Find out the units of `K_c and K_p` for the following equilibrium reactions :
` 2SO_2(g)+ O_2(g) hArr 2SO_3(g)`

To find the units of \( K_c \) and \( K_p \) for the equilibrium reaction: \[ 2SO_2(g) + O_2(g) \rightleftharpoons 2SO_3(g) \] we will follow these steps: ### Step 1: Write the expression for \( K_c \) The equilibrium constant \( K_c \) is expressed in terms of the molar concentrations of the products and reactants.
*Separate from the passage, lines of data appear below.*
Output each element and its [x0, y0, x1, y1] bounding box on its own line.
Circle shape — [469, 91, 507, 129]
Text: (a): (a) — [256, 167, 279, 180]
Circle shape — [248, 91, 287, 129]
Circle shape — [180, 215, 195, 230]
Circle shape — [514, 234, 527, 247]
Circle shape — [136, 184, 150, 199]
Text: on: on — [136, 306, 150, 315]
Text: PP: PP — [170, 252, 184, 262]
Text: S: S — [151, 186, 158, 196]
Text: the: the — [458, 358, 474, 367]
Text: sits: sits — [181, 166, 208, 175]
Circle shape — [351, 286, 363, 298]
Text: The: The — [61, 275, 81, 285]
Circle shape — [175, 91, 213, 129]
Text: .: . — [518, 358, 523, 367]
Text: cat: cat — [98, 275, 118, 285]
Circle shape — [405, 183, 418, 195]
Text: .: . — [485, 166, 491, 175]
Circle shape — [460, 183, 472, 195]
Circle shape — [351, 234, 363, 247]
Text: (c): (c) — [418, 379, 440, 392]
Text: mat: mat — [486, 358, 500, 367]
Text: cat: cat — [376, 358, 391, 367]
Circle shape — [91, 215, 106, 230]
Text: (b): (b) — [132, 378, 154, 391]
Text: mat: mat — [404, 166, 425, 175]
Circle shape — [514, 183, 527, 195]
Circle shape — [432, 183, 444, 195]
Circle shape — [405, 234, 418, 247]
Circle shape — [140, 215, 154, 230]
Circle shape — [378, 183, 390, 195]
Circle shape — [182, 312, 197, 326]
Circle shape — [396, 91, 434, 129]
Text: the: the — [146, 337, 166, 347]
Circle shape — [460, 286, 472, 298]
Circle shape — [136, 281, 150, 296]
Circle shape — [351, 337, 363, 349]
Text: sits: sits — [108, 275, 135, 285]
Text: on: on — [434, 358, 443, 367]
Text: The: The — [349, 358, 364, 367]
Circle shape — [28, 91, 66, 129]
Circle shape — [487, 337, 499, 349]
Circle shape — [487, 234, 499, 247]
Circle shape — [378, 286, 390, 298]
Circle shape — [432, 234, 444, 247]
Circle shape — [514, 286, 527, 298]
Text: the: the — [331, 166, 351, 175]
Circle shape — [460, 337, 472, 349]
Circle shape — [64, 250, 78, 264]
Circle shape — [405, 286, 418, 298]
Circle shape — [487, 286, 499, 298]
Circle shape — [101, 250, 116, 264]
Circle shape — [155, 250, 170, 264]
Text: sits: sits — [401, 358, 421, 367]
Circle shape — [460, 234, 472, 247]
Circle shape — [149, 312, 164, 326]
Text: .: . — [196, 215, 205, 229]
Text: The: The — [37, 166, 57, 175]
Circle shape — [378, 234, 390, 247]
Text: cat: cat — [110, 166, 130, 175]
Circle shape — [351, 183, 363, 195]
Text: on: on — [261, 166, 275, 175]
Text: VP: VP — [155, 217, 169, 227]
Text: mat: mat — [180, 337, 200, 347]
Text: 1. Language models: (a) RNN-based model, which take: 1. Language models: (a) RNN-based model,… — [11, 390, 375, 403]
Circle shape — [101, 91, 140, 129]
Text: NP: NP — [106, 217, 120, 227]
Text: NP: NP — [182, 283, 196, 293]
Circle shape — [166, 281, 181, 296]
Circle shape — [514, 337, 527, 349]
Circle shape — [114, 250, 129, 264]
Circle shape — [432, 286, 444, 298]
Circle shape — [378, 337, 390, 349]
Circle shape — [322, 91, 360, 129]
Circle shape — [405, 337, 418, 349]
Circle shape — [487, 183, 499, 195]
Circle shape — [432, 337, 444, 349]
The general formula for \( K_c \) is: \[ K_c = \frac{[\text{Products}]^{\text{coefficients}}}{[\text{Reactants}]^{\text{coefficients}}} \] For our reaction, this becomes: \[ K_c = \frac{[SO_3]^2}{[SO_2]^2 \cdot [O_2]} \] ### Step 2: Substitute the units for concentrations The unit of concentration is molarity, which is expressed as moles per liter (mol/L). Thus, we can substitute the units into the expression for \( K_c \): \[ K_c = \frac{(\text{mol/L})^2}{(\text{mol/L})^2 \cdot (\text{mol/L})} \] ### Step 3: Simplify the expression Now, we simplify the expression: \[ K_c = \frac{\text{mol}^2/\text{L}^2}{\text{mol}^2/\text{L}^2 \cdot \text{mol}/\text{L}} = \frac{\text{mol}^2/\text{L}^2}{\text{mol}^3/\text{L}^3} \] This simplifies to: \[ K_c = \frac{\text{L}^3}{\text{mol}^3} \cdot \frac{\text{mol}^2}{\text{L}^2} = \frac{\text{L}}{\text{mol}} \] Thus, the unit for \( K_c \) is: \[ \text{Unit of } K_c = \text{L mol}^{-1} \] ### Step 4: Write the expression for \( K_p \) The equilibrium constant \( K_p \) is expressed in terms of the partial pressures of the products and reactants. The general formula for \( K_p \) is: \[ K_p = \frac{(P_{SO_3})^2}{(P_{SO_2})^2 \cdot (P_{O_2})} \] ### Step 5: Substitute the units for pressures The unit of pressure is typically atmospheres (atm). Thus, we can substitute the units into the expression for \( K_p \): \[ K_p = \frac{(P_{SO_3})^2}{(P_{SO_2})^2 \cdot (P_{O_2})} \] ### Step 6: Simplify the expression Now, we simplify the expression: \[ K_p = \frac{(\text{atm})^2}{(\text{atm})^2 \cdot (\text{atm})} = \frac{\text{atm}^2}{\text{atm}^3} \] This simplifies to: \[ K_p = \frac{1}{\text{atm}} = \text{atm}^{-1} \] Thus, the unit for \( K_p \) is: \[ \text{Unit of } K_p = \text{atm}^{-1} \] ### Final Answer - The unit of \( K_c \) is \( \text{L mol}^{-1} \) - The unit of \( K_p \) is \( \text{atm}^{-1} \)